Once the well is on production, it is crucial to monitor the four horsemen for signs of macroscopic shear failure. Macroscopic shear failure is due the inability of the formation and the fluids to support the overburden. This can be evaluated by tracking the changes in permeability due to formation compressibility/ compaction and by also considering skin accretion mechanisms coincident with reduced permeability. Sand production that is not caused by friability (microscopic shear failure) is a precursor sign prior to macroscopic shear failure. Macroscopic shear failure can be reduced or mitigated if the reservoir has sufficient pressure support, i.e. strong water drive.

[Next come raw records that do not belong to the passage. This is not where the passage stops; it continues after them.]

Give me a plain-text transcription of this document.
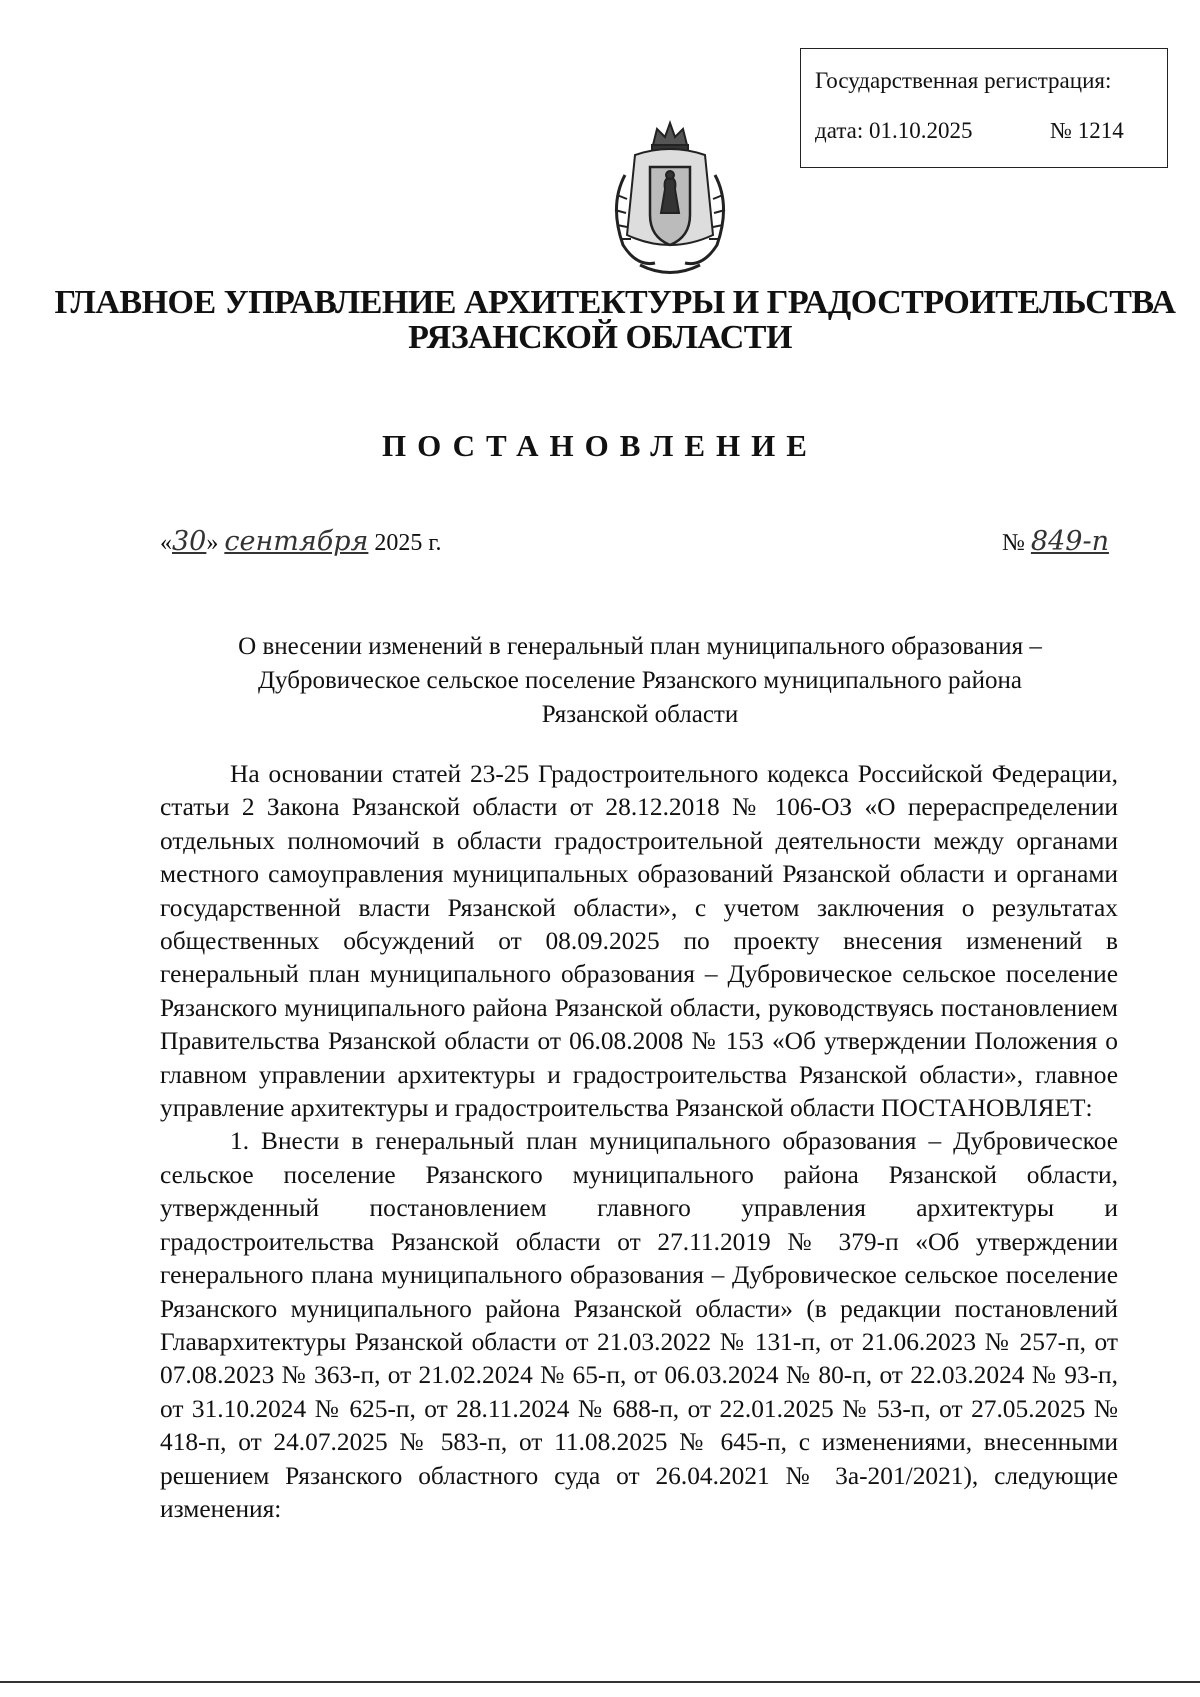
Государственная регистрация:
дата: 01.10.2025	№ 1214
ГЛАВНОЕ УПРАВЛЕНИЕ АРХИТЕКТУРЫ И ГРАДОСТРОИТЕЛЬСТВА
РЯЗАНСКОЙ ОБЛАСТИ
ПОСТАНОВЛЕНИЕ
«30» сентября 2025 г.	№ 849-п
О внесении изменений в генеральный план муниципального образования –
Дубровическое сельское поселение Рязанского муниципального района
Рязанской области

На основании статей 23-25 Градостроительного кодекса Российской Федерации, статьи 2 Закона Рязанской области от 28.12.2018 № 106-ОЗ «О перераспределении отдельных полномочий в области градостроительной деятельности между органами местного самоуправления муниципальных образований Рязанской области и органами государственной власти Рязанской области», с учетом заключения о результатах общественных обсуждений от 08.09.2025 по проекту внесения изменений в генеральный план муниципального образования – Дубровическое сельское поселение Рязанского муниципального района Рязанской области, руководствуясь постановлением Правительства Рязанской области от 06.08.2008 № 153 «Об утверждении Положения о главном управлении архитектуры и градостроительства Рязанской области», главное управление архитектуры и градостроительства Рязанской области ПОСТАНОВЛЯЕТ:

1. Внести в генеральный план муниципального образования – Дубровическое сельское поселение Рязанского муниципального района Рязанской области, утвержденный постановлением главного управления архитектуры и градостроительства Рязанской области от 27.11.2019 № 379-п «Об утверждении генерального плана муниципального образования – Дубровическое сельское поселение Рязанского муниципального района Рязанской области» (в редакции постановлений Главархитектуры Рязанской области от 21.03.2022 № 131-п, от 21.06.2023 № 257-п, от 07.08.2023 № 363-п, от 21.02.2024 № 65-п, от 06.03.2024 № 80-п, от 22.03.2024 № 93-п, от 31.10.2024 № 625-п, от 28.11.2024 № 688-п, от 22.01.2025 № 53-п, от 27.05.2025 № 418-п, от 24.07.2025 № 583-п, от 11.08.2025 № 645-п, с изменениями, внесенными решением Рязанского областного суда от 26.04.2021 № 3а-201/2021), следующие изменения:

In producing wells with sanding potential, especially for formations with high Cf such as the reservoirs in the deepwater Gulf of Mexico, sanding and shear failure can be mitigated or delayed by actively monitoring for the four-horsemen signs of macroscopic shear failure. At this stage, alternative production/ops strategies that manage drawdown should be employed. Additionally, greater attention needs to be placed on the mechanisms that exacerbate sanding potential by evaluating and monitoring pressure transient analysis properties and changes in producing fluids.
Recall that friability is on a microscopic level while formation shear failure is on a macroscopic level. An effective drawdown management plan should consider both approaches to mitigate or curtail sand production. The methodology described presents evidence to support decisions based on sand control downhole and on the surface prior to production. Reservoirs with a sanding potential should also consider the effects that production has on increasing that potential. The initial static sanding potential assessment should be augmented to account for production. This entails tracking the changes in petrophysical properties through pressure transient analysis. All the above considerations should be factored into an effective reservoir management plan. Once sand production is underway, operators must avoid nose diving into shear failure, but rather glide with monitoring and minimizing negative operational impacts to maximize recovery and return on investment.